Sur ce territoire, la part de logements occupés par leur propriétaire indique en creux le volume du parc locatif privé concerné. On relève 2.07 personne(s) par logement, 161 résidences principales recensées, 99 % de maisons individuelles, en zone climatique H2c. Ces valeurs ne décident d'aucun projet à elles seules, mais elles fixent l'ordre de grandeur dans lequel un chiffrage à Saint-Christophe est crédible.
Base ADEME : 44 diagnostics enregistrés à Saint-Christophe, soit un taux de 273 pour 1 000 logements. Plus ce taux est élevé, plus la demande adressée à un opérateur agréé par l'Anah est soutenue — et plus il faut anticiper la réservation d'un créneau pour la remise à niveau d'un logement mis en location (cinq à neuf mois).
Le taux de TVA n'est pas un détail sur ce type de chantier : à 5,5 %, la remise à niveau d'un logement mis en location facturé 2 445 500 € TTC à Saint-Christophe supporte 127 491 € de taxe. Une facturation à 20 % par erreur renchérit le projet de plusieurs milliers d'euros et se rattrape mal après coup.
Le gain se calcule, il ne s'annonce pas : la remise à niveau d'un logement mis en location traite 40 à 60 % du besoin. Appliqué au cas de référence à Saint-Christophe, en zone H2c, cela ramène 9 455 à 14 182 kWh par an, valorisés 1 015 € à 1 523 € au tarif conventionnel 2026.
Le métré fait foi avant toute discussion de prix : à Saint-Christophe, sur une base de 105 m² en zone H2c, la remise à niveau d'un logement mis en location représente de l'ordre de 73 logement du parc locatif. Multiplié par un prix unitaire de 22 000 à 45 000 €, on obtient une fourchette de 1 606 000 € à 3 285 000 € TTC, que le plafond d'assiette de 40 000 € HT vient ensuite borner.

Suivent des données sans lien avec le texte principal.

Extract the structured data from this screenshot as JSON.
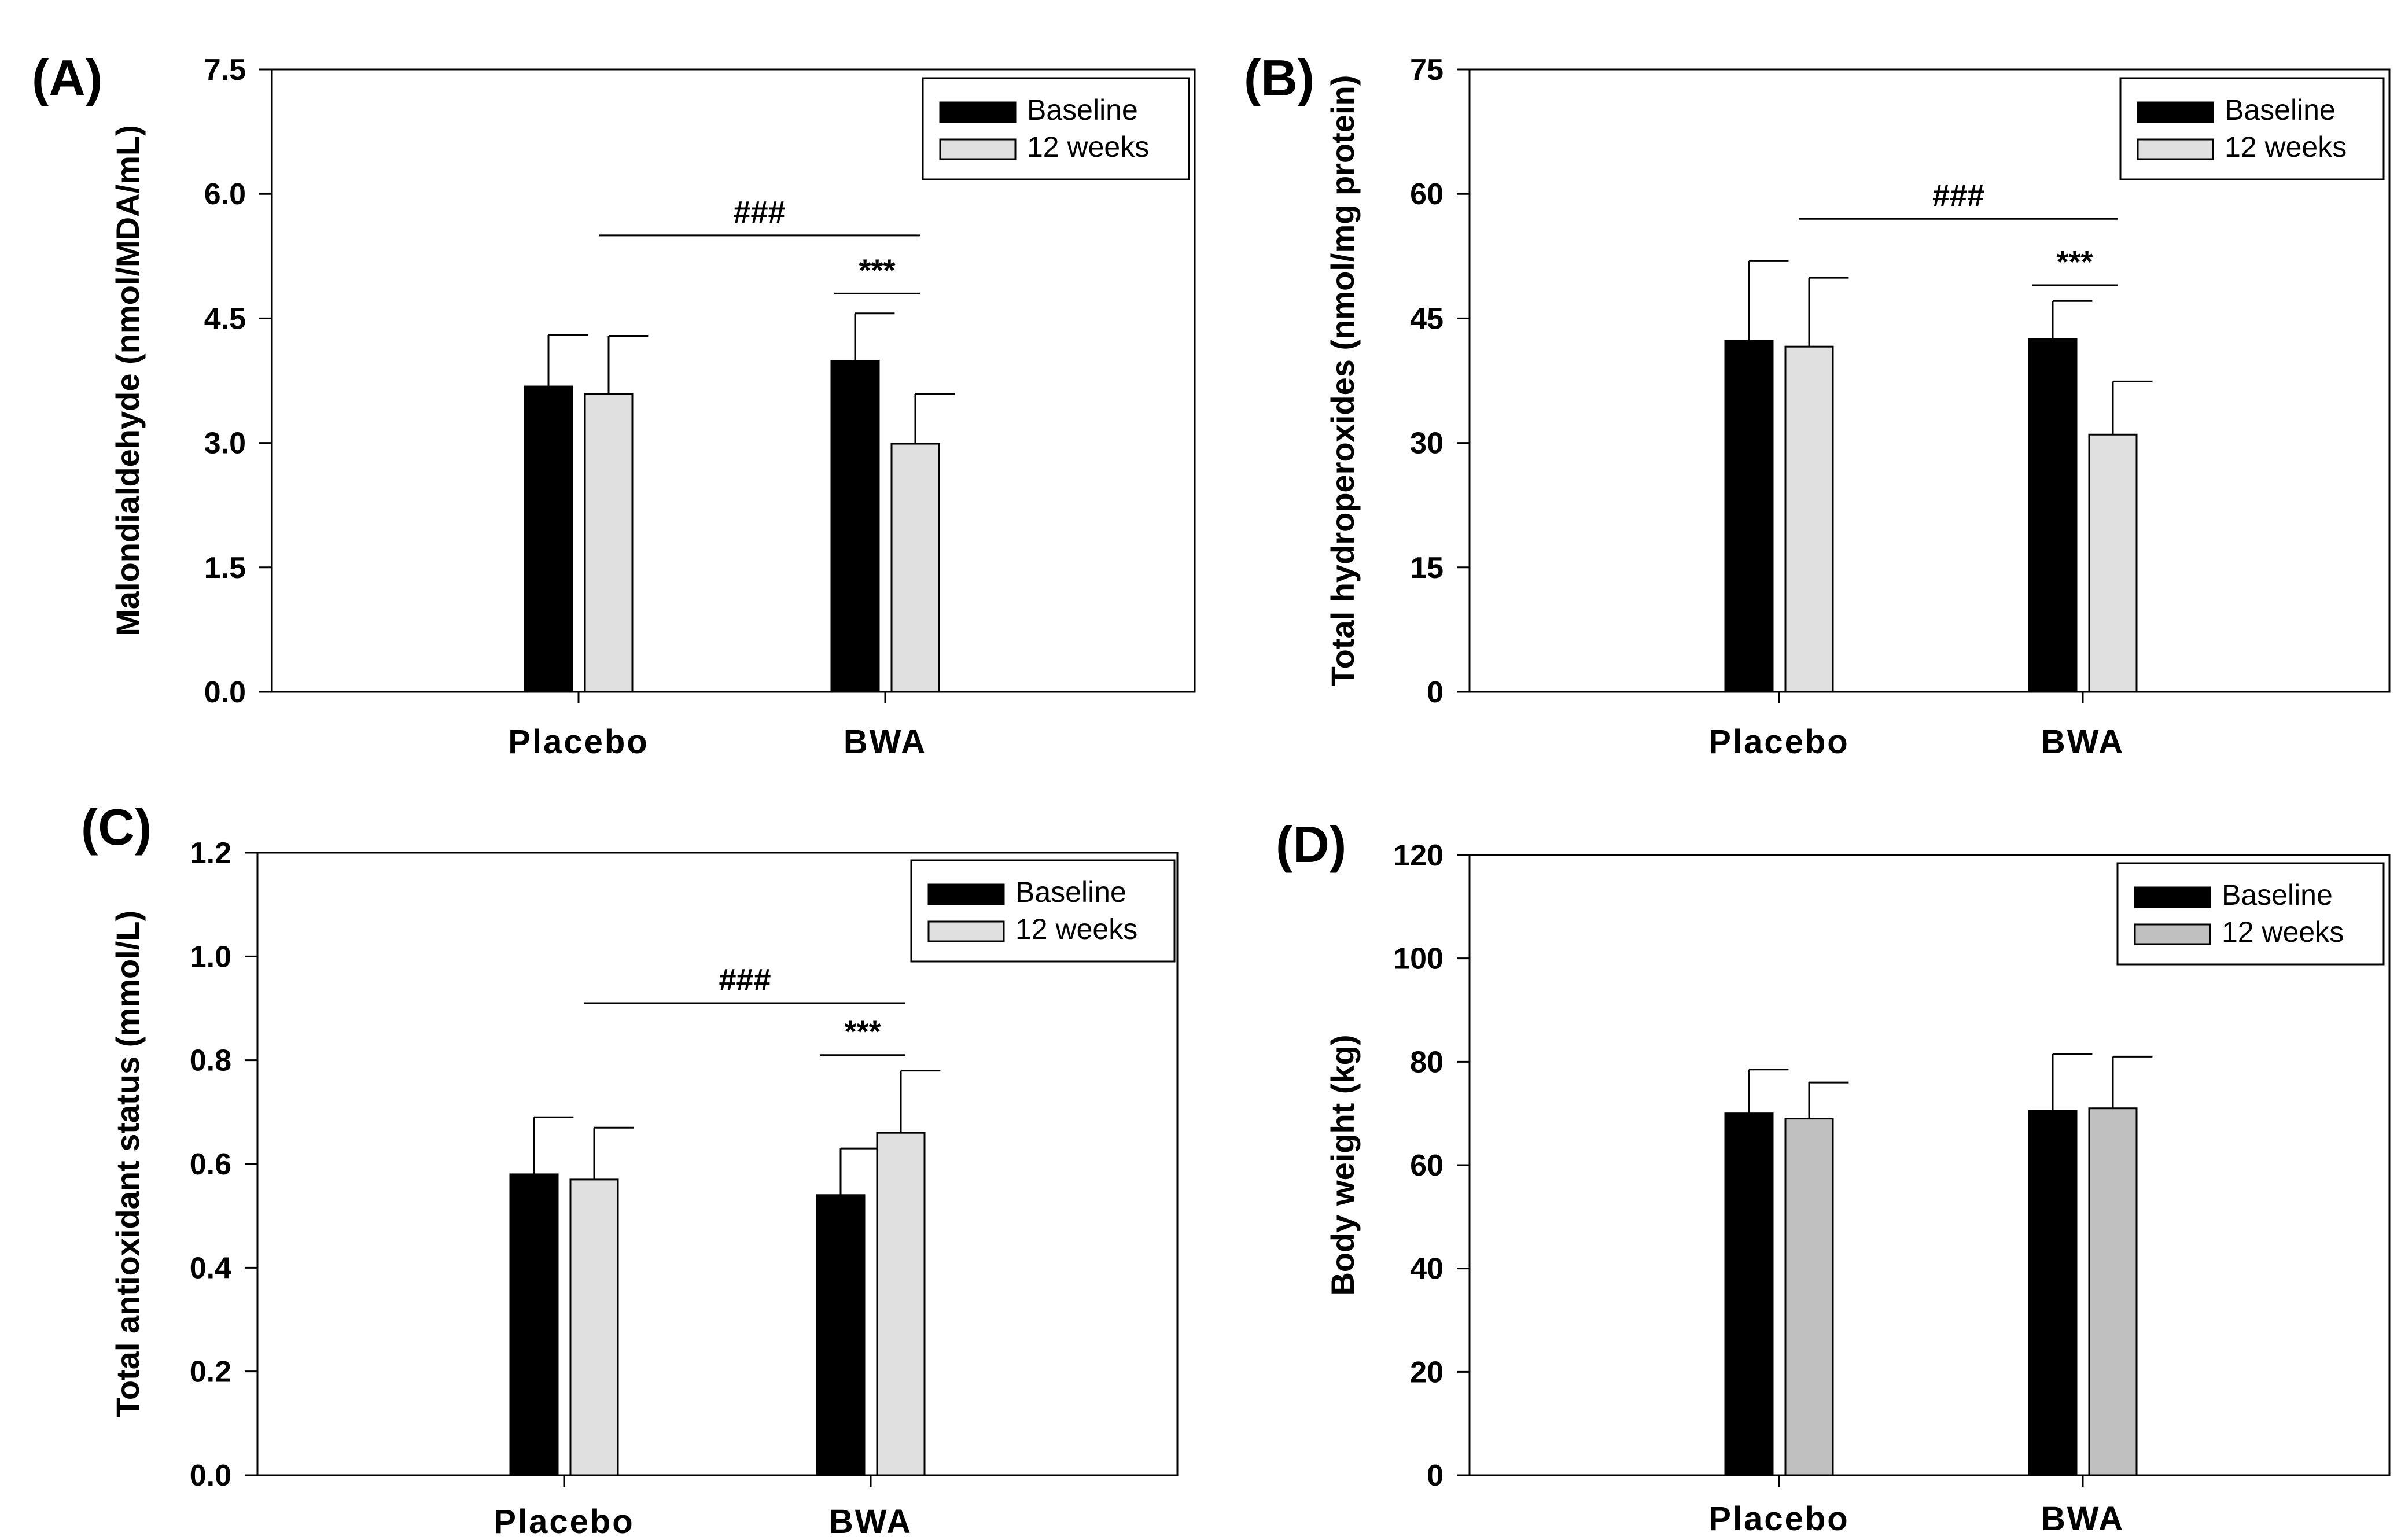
{
  "chart_data": [
    {
      "type": "bar",
      "panel": "(A)",
      "categories": [
        "Placebo",
        "BWA"
      ],
      "series": [
        {
          "name": "Baseline",
          "values": [
            3.68,
            3.99
          ],
          "errors": [
            0.62,
            0.57
          ],
          "color": "#000000"
        },
        {
          "name": "12 weeks",
          "values": [
            3.59,
            2.99
          ],
          "errors": [
            0.7,
            0.6
          ],
          "color": "#e0e0e0"
        }
      ],
      "ylabel": "Malondialdehyde (nmol/MDA/mL)",
      "ylim": [
        0,
        7.5
      ],
      "yticks": [
        "0.0",
        "1.5",
        "3.0",
        "4.5",
        "6.0",
        "7.5"
      ],
      "legend": "top-right",
      "annotations": [
        {
          "text": "###",
          "type": "between-groups",
          "value": 5.5
        },
        {
          "text": "***",
          "type": "within-bwa",
          "value": 4.8
        }
      ]
    },
    {
      "type": "bar",
      "panel": "(B)",
      "categories": [
        "Placebo",
        "BWA"
      ],
      "series": [
        {
          "name": "Baseline",
          "values": [
            42.3,
            42.5
          ],
          "errors": [
            9.6,
            4.6
          ],
          "color": "#000000"
        },
        {
          "name": "12 weeks",
          "values": [
            41.6,
            31.0
          ],
          "errors": [
            8.3,
            6.4
          ],
          "color": "#e0e0e0"
        }
      ],
      "ylabel": "Total hydroperoxides (nmol/mg protein)",
      "ylim": [
        0,
        75
      ],
      "yticks": [
        "0",
        "15",
        "30",
        "45",
        "60",
        "75"
      ],
      "legend": "top-right",
      "annotations": [
        {
          "text": "###",
          "type": "between-groups",
          "value": 57
        },
        {
          "text": "***",
          "type": "within-bwa",
          "value": 49
        }
      ]
    },
    {
      "type": "bar",
      "panel": "(C)",
      "categories": [
        "Placebo",
        "BWA"
      ],
      "series": [
        {
          "name": "Baseline",
          "values": [
            0.58,
            0.54
          ],
          "errors": [
            0.11,
            0.09
          ],
          "color": "#000000"
        },
        {
          "name": "12 weeks",
          "values": [
            0.57,
            0.66
          ],
          "errors": [
            0.1,
            0.12
          ],
          "color": "#e0e0e0"
        }
      ],
      "ylabel": "Total antioxidant status (mmol/L)",
      "ylim": [
        0,
        1.2
      ],
      "yticks": [
        "0.0",
        "0.2",
        "0.4",
        "0.6",
        "0.8",
        "1.0",
        "1.2"
      ],
      "legend": "top-right",
      "annotations": [
        {
          "text": "###",
          "type": "between-groups",
          "value": 0.91
        },
        {
          "text": "***",
          "type": "within-bwa",
          "value": 0.81
        }
      ]
    },
    {
      "type": "bar",
      "panel": "(D)",
      "categories": [
        "Placebo",
        "BWA"
      ],
      "series": [
        {
          "name": "Baseline",
          "values": [
            70.0,
            70.5
          ],
          "errors": [
            8.5,
            11.0
          ],
          "color": "#000000"
        },
        {
          "name": "12 weeks",
          "values": [
            69.0,
            71.0
          ],
          "errors": [
            7.0,
            10.0
          ],
          "color": "#c0c0c0"
        }
      ],
      "ylabel": "Body weight (kg)",
      "ylim": [
        0,
        120
      ],
      "yticks": [
        "0",
        "20",
        "40",
        "60",
        "80",
        "100",
        "120"
      ],
      "legend": "top-right",
      "annotations": []
    }
  ]
}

Le solde se finance : à Saint-Christophe, le reste à charge du cas type le plus aidé s'établit à 6 000 € après aide ANAH et prise en charge de l'accompagnement jusqu'à 2 000 €. Étalé en éco-prêt sur quinze ans, cela représente environ 35 € par mois, quand le logement loué contribue déjà à 1 400 € d'économie annuelle attendue.

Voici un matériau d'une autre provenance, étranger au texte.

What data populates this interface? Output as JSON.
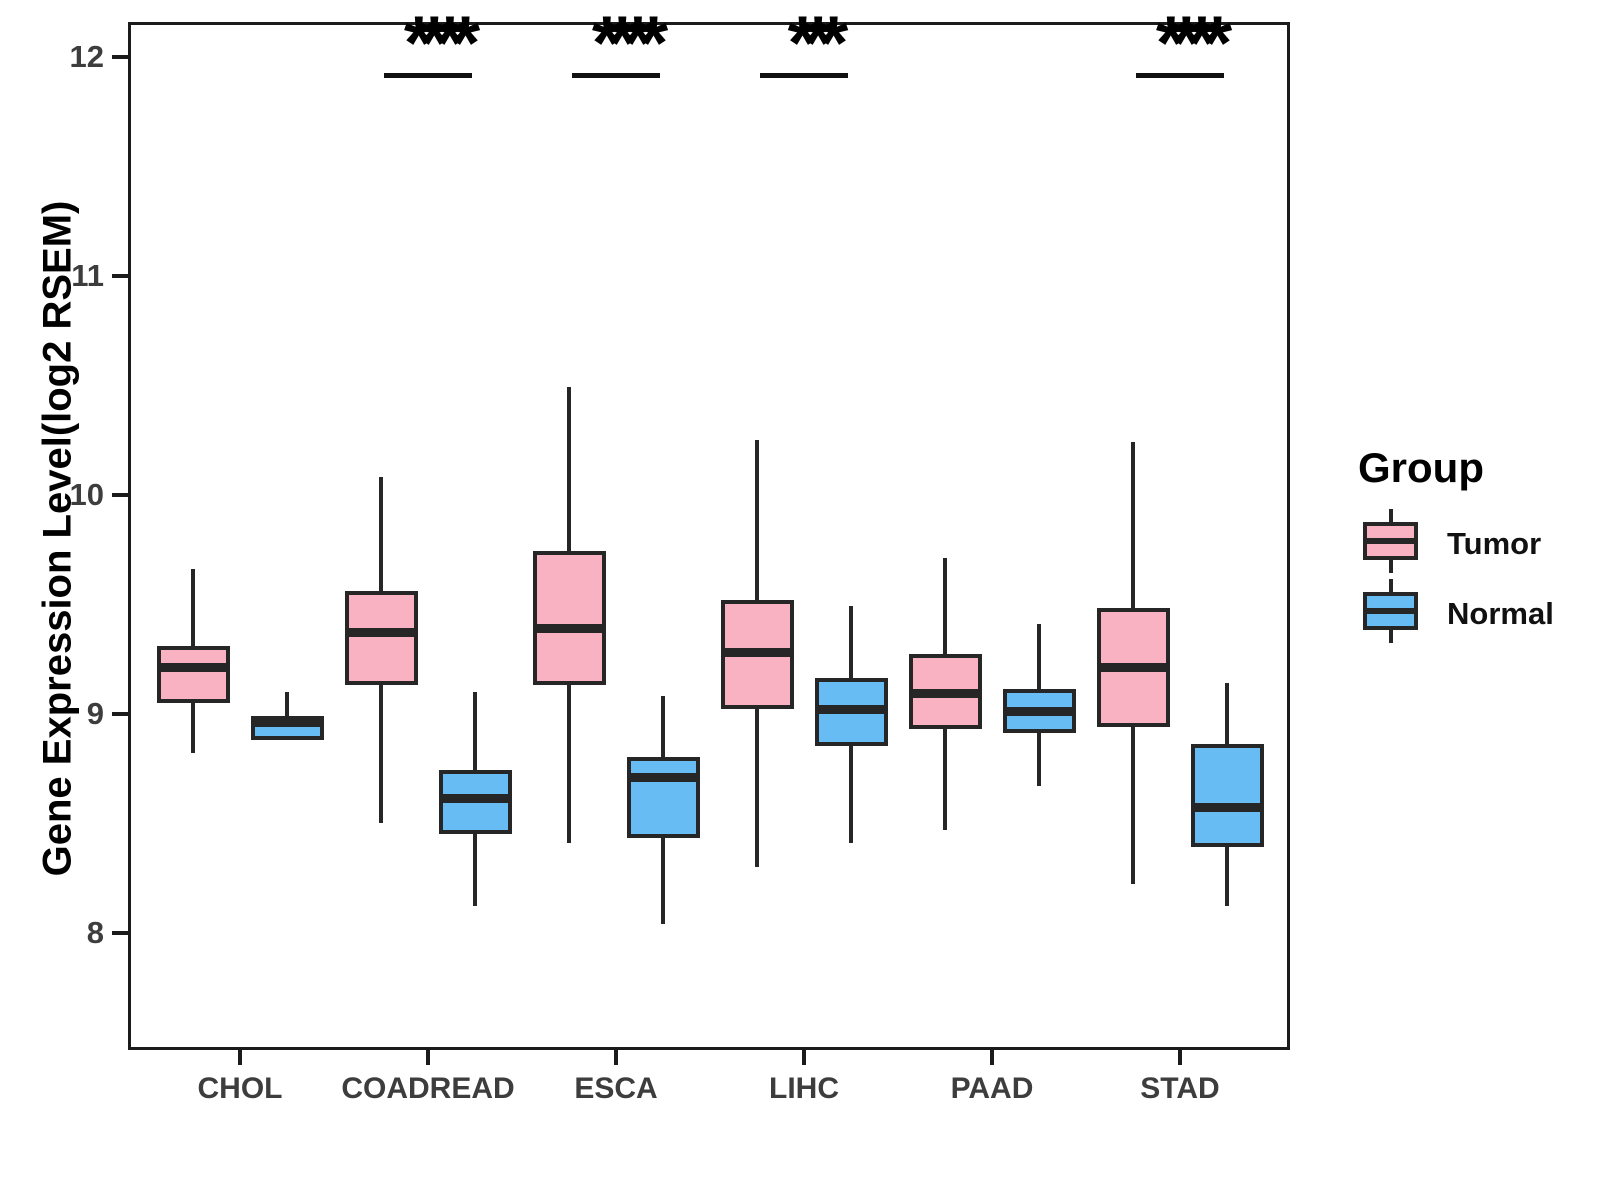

Dans l'ordonnancement du chantier à Saint-Christophe, la remise à niveau d'un logement mis en location mobilise un opérateur agréé par l'Anah pendant cinq à neuf mois. Cette durée se cale entre l'audit préalable et la mise en service du générateur : la déplacer en fin de chantier oblige presque toujours à reprendre des interfaces déjà refermées.
Deux classes ou trois, la différence est d'abord financière : 30 000 € HT contre 40 000 € HT d'assiette à Saint-Christophe. Le logement loué pesant environ 2 445 500 €, il reste à comparer le coût du lot supplémentaire au gain d'aide obtenu en franchissant le palier.